Ante la polémica suscitada por la presencia o no de cuernos en los cascos de los vikingos (... no en las cabezas) y que se ha traducido en un comentario de Jubilado y un mail de LaOtra, procedo a aclarar en la medida de la posible, que no hay vestigios históricos que hagan pensar que los cascos de los vikingos llevaran cuernos, que es prácticamente lo mismo aunque no igual del todo que decir que nunca los llevaron. El caso es que sí se ha encontrado algún ejemplar en la actual Dinamarca, con una especie de soportes o remaches para llevar algo; sin embargo la evidencia arqueológica e historiográfica nunca ha podido constatar que dichos remaches fueran para llevar unos cuernos, por más que los monjes de los monasterios saqueados por los normandos los representaran con ellos, relacionándolos con el demonio, y así hayan pasado a la historia. Curiosamente, el culpable principal de esta especie de "leyenda urbana" fue el compositor Richard Wagner que los representó así una tetralogía operística. El casco vikingo realmente fue así...
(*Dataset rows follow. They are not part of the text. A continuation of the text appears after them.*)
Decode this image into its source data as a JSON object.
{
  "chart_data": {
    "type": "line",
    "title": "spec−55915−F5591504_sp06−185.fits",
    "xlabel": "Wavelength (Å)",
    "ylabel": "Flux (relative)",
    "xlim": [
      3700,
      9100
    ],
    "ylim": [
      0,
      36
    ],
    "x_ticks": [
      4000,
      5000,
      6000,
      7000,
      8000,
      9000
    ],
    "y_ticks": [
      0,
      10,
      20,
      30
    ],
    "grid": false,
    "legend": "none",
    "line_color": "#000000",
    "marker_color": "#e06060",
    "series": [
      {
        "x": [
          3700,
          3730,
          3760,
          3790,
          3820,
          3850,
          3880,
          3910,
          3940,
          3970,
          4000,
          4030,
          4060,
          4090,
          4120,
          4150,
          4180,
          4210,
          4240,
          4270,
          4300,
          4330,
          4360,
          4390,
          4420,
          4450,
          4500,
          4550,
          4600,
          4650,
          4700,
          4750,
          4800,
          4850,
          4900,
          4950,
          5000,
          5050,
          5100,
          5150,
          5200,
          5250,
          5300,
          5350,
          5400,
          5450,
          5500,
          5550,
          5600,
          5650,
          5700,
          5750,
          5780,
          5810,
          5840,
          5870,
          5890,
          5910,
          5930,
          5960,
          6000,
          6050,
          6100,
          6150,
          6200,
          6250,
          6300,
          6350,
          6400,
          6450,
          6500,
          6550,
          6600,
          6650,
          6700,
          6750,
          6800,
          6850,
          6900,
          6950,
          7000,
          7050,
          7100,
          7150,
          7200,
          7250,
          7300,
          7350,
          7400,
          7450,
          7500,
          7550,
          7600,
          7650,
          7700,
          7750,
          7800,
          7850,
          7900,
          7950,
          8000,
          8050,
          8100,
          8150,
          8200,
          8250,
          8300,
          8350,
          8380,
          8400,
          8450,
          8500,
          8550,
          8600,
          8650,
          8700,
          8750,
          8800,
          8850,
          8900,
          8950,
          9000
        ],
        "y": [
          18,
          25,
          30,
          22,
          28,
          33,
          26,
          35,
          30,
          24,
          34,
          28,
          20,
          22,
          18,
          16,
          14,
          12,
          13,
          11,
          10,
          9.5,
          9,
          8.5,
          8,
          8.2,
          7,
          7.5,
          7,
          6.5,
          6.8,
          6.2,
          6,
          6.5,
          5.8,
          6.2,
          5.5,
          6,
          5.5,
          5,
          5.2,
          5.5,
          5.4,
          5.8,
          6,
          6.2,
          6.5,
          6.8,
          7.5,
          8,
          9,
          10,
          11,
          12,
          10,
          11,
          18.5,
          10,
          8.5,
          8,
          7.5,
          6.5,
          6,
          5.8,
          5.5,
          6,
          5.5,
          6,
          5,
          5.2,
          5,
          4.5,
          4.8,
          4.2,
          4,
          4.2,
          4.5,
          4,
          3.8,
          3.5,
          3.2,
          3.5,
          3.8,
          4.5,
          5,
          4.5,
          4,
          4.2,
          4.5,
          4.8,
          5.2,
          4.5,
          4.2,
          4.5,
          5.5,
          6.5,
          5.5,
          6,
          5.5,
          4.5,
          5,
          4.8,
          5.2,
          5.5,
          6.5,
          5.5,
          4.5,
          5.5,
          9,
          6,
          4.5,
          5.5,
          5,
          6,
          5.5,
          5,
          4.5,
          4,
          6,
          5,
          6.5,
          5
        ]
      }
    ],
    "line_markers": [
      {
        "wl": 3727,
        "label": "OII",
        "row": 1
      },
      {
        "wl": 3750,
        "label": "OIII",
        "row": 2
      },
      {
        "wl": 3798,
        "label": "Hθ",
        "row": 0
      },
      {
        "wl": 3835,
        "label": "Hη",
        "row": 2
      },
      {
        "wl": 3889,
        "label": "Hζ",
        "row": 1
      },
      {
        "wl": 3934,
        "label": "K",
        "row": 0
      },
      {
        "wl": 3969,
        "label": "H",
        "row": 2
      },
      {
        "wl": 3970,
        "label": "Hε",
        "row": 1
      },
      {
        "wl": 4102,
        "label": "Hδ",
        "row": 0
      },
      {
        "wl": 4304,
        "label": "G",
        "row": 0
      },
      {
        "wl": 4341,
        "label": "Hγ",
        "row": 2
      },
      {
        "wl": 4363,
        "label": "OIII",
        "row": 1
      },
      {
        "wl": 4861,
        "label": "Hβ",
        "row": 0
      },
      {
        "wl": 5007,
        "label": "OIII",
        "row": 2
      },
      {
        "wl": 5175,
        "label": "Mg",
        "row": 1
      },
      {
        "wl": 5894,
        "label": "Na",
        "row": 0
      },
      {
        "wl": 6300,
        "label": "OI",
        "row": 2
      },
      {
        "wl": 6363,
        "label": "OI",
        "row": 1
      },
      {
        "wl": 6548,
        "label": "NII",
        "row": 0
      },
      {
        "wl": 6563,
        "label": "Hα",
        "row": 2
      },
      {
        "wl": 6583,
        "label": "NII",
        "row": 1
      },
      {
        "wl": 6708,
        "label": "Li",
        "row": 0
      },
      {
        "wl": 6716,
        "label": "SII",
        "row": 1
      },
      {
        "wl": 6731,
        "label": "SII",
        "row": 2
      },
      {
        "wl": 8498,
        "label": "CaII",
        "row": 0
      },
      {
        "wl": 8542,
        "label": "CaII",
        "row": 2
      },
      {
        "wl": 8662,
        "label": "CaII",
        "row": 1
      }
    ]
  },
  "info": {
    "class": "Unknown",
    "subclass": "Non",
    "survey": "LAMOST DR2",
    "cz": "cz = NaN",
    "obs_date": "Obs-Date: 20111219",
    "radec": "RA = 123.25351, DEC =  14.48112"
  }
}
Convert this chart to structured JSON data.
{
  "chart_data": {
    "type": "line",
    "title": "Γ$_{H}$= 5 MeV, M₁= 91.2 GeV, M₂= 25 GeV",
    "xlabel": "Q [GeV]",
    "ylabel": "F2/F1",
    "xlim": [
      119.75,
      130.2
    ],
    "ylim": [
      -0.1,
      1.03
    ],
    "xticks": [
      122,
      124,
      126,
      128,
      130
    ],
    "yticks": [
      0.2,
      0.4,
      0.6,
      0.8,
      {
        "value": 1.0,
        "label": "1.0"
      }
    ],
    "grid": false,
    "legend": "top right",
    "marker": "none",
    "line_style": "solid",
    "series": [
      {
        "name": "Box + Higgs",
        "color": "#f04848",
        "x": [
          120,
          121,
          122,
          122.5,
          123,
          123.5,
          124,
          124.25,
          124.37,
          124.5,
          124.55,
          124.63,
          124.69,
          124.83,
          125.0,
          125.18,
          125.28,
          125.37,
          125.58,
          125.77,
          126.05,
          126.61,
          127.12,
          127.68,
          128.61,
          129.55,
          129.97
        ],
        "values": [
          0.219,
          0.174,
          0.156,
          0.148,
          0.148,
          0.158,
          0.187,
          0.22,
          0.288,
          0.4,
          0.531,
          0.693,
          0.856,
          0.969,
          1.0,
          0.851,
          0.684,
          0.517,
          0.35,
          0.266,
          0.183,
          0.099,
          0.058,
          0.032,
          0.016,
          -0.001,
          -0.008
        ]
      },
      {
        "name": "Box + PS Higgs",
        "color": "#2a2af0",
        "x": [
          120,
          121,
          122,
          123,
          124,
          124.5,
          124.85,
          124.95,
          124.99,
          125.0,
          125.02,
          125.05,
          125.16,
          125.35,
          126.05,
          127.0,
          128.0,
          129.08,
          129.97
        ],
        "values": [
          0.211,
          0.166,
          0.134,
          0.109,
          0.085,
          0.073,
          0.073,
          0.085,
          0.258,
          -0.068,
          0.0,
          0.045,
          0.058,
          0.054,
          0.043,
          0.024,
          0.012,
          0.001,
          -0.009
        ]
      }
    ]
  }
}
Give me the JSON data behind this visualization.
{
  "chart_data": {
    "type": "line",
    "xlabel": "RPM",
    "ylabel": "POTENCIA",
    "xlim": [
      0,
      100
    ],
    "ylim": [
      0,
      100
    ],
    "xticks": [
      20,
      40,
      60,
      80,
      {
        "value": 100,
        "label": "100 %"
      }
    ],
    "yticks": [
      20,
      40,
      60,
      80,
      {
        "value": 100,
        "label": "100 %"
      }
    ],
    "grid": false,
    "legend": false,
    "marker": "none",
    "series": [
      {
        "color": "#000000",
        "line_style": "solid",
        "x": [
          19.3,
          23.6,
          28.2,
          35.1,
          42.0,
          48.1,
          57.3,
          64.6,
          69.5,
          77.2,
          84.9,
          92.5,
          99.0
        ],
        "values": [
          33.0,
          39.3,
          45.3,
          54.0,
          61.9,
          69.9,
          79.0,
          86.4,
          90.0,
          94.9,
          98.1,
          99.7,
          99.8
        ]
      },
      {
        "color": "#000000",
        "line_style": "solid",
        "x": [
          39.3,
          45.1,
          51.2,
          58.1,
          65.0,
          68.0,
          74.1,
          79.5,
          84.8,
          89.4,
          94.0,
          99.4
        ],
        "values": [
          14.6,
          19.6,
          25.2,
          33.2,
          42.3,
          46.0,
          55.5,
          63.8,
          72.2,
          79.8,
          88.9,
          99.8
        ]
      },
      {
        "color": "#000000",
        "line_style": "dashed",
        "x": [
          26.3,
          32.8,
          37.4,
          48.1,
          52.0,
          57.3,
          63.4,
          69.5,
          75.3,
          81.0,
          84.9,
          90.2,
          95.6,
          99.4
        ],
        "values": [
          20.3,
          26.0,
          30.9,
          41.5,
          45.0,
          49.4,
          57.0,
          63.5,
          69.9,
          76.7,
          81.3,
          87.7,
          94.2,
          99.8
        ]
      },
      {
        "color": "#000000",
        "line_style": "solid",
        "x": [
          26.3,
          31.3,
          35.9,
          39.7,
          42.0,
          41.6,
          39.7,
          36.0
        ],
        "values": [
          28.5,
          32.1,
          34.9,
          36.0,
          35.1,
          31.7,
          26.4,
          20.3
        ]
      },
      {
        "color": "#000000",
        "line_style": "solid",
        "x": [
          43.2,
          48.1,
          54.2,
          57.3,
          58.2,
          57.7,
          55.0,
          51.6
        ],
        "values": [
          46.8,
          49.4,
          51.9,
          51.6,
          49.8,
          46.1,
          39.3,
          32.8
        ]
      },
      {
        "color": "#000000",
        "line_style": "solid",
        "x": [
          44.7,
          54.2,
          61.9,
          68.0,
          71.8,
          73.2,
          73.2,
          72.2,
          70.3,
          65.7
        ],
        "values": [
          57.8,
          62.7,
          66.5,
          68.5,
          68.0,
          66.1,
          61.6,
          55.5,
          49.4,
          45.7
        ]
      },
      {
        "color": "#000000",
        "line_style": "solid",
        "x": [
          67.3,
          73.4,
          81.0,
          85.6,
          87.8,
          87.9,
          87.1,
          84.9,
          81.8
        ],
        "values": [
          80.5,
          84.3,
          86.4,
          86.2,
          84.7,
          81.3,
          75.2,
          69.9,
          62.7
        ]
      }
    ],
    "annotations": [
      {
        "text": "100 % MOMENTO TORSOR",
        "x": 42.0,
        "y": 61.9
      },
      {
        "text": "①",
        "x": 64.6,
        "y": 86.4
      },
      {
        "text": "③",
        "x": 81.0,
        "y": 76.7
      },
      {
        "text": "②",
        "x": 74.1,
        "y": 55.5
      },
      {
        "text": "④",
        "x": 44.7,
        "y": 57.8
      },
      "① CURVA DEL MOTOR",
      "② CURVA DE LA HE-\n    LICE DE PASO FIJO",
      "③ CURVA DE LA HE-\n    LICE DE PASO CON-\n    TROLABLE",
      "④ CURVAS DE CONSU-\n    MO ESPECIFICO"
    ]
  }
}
... y se caracteriza por ser, en esencia, un capacete típico con un cubrenasal (que luego estaría muy en boga durante los siglos XI y XII de la Edad Media europea) y una protección ocular que en el fondo, es más ornamental que otra cosa. En cuanto a ponoplia y protecciones, muchos de ellos portaban cotas de mallas más bien cortas o al menos protecciones de cuero endurecido, anchos pantalones, una especie de botas cerradas y muchas veces, bandas de cuero alrededor de las pantorrillas, seguramente para protegerse del clima en sus países de origen. Por último, portaban una espada larga de doble filo, apta para tajar y no para usar de punta (... al contrario que el "Gladius romano") y un escudo redondo de madera pero sobre todo destacaban por el manejo del hacha, del que eran auténticos expertos. Lo que se encontraron los monjes britanos esa infausta mañana debió parecerse bastante a esto:



Un abrazo.


jueves, 9 de noviembre de 2006

Con cuernos y a lo loco

"Drakkar" vikingo, Museo de Oslo

Una vez, un profesor mío ciertamente dicharachero nos encontró a algunos de mis compañeros de clase y a mi mismo leyendo una publicación futbolera dirigida principalmente a aficionados del Real Madrid, llamada “Vikingos”. El docente se molestó, es cierto, pero quizás porque estábamos al fondo de aula, en relativo silencio y sin incordiar a nadie, se mostró compasivo con nosotros, decidió no llamar al jefe de pasillo y, simplemente, se contentó con “darnos un consejo que nos valdría para toda la vida…”. Acto seguido, espetó “…no olviden que los verdaderos vikingos eran altos personajes con rubios cabellos y cuernos en la cabeza, pero que aquí, en España, los que llevan cuernos no son rubios, por más que sus hijos si lo sean…”. A un servidor, a mis amigos y a mis once años de entonces, ese consejo nos dejó más o menos igual. Ahora, mucho más tarde y con más malicia en el cuerpo, tampoco es que me destornille recordando aquel chascarrillo pero sí que me sirve para recordar la impresionante agilidad mental y de pensamiento que tenía aquel hombre y que le servía para ejercer de aceite, esto es, para decir siempre la última palabra. Durante el resto del curso le cogió tal gusto a nuestro grupo que siempre nos sacaba al encerado al grito de “Vikingos… ¡a la pizarra!” y debo reconocer que, gracias a aquella pesadez de hombre, leí más en aquel año que cualquier otro, hasta los dieciocho años de edad.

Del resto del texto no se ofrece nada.